Establishing reliable and trusted data sharing infrastructures is one of the key challenges for the digital transformation of societies. Efficient ways of sharing data across multiple providers at scale need to be established, allowing the exploiting of data value. Governed and managed right, data ecosystems have the potential to generate significant value.
However, trust and privacy preserving, compliance and reliability are key parameters for the success of these data ecosystems. It is crucial that organisations offer individuals transparency and accountability of their user data to ensure they are truly in control of their data in such new systems such as smart homes and smart cities. Frameworks, best practices and standards need to be designed and established that leverage ‘shared’ data. Solutions need to respect the rights and freedoms of users while turning personal data into an asset for the population and society.

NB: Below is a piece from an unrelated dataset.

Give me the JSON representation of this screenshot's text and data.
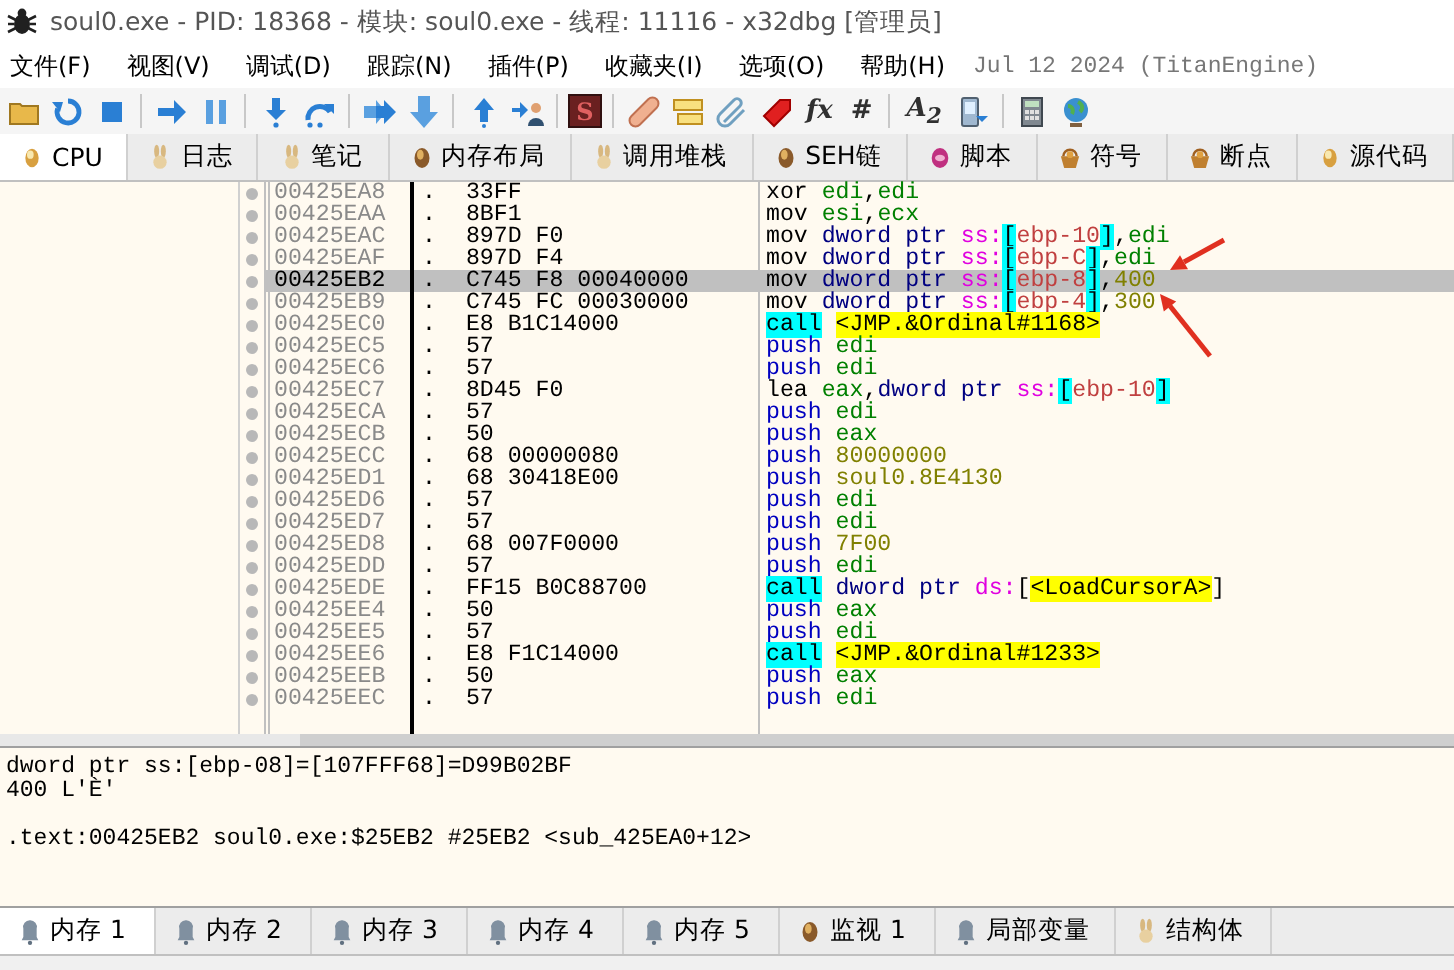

New multidisciplinary challenges
While an effective data ecosystem can facilitate the exchange of data, they also give rise to risks from a socio-ethical perspective. The challenges go beyond technical aspects to issues of data ownership, privacy, regulation, business models and licensing and authorised reuse of data by third parties.
It is crucial that organisations offer individuals transparency and accountability of their user data to ensure they are truly in control of their data in such new systems such as smart homes and smart cities.
The control paradigm for shared data must shift from today’s access control to usage control. Issues such as how consent is managed, assured, how to deal with changes in consent, data provenance and support transparency are critical. Solutions require a multidisciplinary approach including computer science, information systems, business studies, sociology and law.
Together with ethical practices, business expertise and wide stakeholder engagement, Ireland offers a unique testbed to develop methodologies and tools addressing the challenges around reliability and reproducibility, privacy, provenance, consent, explainability, inclusiveness and avoidance of unfair bias.
Vision for a global trusted data ecosystem
With the SFI funded research programme on Data Governance – Empower – we have brought together researchers, industry and policy experts and wider stakeholder groups to collaborate establishing leading practices in data governance as the key pillar of a global data ecosystem.
The aim is to drive innovation, research and businesses with societal impact, that is governed effectively and which enables vast amounts of data move among actors within complex information supply chains. Our vision for Empower is to establish effective governed and reliable global data ecosystem allowing vast amounts of data be shared within complex and trusted information supply chains.